The Taxi and Limousine Commission has proposed imposing a 30-cent per ride charge on taxi passengers to help offset the costs of introducing wheelchair-accessible vehicles for half the fleet.
This sounds like a tiny bit of money. It’s not.
Let’s do the math. On average, the yellow-cab fleet picks up 485,000 fares a day. At 30 cents a pop over 365 days, the payoff comes out to $ 53,107,500 a year, every year, forever.
Now we’re talking big bucks.
The lords of the taxi industry — the medallion owners — will reap the bonanza. Key among the beneficiaries will be the fleet owners, a politically wired group that was a particularly important election supporter of Mayor de Blasio.
After a valiant court battle, advocates for people with disabilities won a settlement with the Bloomberg administration that requires phasing in 7,500 wheelchair-accessible cabs.
Because these vehicles are more expensive than regular cabs, the fleets demanded a subsidy.
The request took nerve, considering that the people who own the city’s 13,637 medallions are making lots of money — as proven by the stunning rise in the value of medallions.
From 2004 to 2012, their price rose to more than $ 1 million, producing an annualized investment return of 20% — five times the return of the stock market. On Tuesday, it peaked even higher, at $ 1.2 million.

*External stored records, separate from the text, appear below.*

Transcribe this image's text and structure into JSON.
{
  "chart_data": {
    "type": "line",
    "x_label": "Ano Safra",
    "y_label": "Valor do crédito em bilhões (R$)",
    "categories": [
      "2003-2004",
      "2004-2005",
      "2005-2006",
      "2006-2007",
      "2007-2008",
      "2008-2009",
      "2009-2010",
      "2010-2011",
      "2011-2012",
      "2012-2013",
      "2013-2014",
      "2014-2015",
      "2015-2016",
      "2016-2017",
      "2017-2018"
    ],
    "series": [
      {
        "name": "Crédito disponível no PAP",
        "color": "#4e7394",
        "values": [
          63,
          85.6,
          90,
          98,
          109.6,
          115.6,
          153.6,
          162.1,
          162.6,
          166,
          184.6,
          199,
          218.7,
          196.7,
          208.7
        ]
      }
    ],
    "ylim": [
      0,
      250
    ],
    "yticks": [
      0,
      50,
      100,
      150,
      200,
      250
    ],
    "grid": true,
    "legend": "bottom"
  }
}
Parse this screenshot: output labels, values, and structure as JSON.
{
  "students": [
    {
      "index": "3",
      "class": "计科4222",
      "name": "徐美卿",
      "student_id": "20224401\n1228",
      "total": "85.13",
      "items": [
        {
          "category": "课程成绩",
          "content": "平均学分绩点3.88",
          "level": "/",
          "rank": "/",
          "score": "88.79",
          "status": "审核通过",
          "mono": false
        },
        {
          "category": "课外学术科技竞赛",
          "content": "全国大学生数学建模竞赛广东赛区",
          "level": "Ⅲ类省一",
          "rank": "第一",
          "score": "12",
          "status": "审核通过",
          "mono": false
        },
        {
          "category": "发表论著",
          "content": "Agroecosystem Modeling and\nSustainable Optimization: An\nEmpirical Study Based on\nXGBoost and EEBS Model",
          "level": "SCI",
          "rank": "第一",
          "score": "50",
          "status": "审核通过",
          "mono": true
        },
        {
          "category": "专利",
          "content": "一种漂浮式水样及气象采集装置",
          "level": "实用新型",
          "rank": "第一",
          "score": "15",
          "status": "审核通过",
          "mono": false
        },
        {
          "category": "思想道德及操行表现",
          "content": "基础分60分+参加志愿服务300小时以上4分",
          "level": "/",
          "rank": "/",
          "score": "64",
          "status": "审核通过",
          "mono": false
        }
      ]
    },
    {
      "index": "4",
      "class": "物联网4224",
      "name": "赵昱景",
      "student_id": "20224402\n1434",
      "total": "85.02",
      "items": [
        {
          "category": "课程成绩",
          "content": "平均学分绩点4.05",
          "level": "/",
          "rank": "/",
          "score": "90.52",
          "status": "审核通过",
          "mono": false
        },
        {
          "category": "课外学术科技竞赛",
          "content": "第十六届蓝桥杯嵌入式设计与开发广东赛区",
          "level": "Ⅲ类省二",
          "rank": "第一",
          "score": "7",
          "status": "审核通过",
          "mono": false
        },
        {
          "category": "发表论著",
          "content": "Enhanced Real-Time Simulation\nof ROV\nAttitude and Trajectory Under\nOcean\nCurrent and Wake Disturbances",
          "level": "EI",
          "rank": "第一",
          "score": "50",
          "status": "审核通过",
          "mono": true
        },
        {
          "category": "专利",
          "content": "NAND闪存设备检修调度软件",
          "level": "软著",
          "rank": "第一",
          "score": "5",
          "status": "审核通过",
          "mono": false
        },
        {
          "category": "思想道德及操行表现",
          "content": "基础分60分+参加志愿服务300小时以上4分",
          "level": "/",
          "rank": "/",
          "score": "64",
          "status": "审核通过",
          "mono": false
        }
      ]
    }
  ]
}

Now, the TLC plans to distribute $ 44 million of its annual pot of money by giving medallion owners $ 14,000 to compensate for the cost of each wheelchair-accessible vehicle, plus $ 16,000 for maintenance. Together, the $ 30,000 gift works out almost to the price of a car.
Drivers will get 5 cents of the surcharge or $ 8.8 million a year. How generous!
No one advocated more strongly than this editorial page for building a taxi fleet that can accommodate persons using wheelchairs.
As drafted in the waning days of the Bloomberg administration, the plan included no subsidies for the fleets or drivers. The de Blasio City Hall cancelled that scheme in January and then added the 30-cent surcharge.
The mayor’s aides say the fee accounts for the higher expenses of accessible vehicles. They and the TLC need to reexamine that proposition, because $ 53 million a year, forever, is a huge amount of money to gift to a prosperous industry.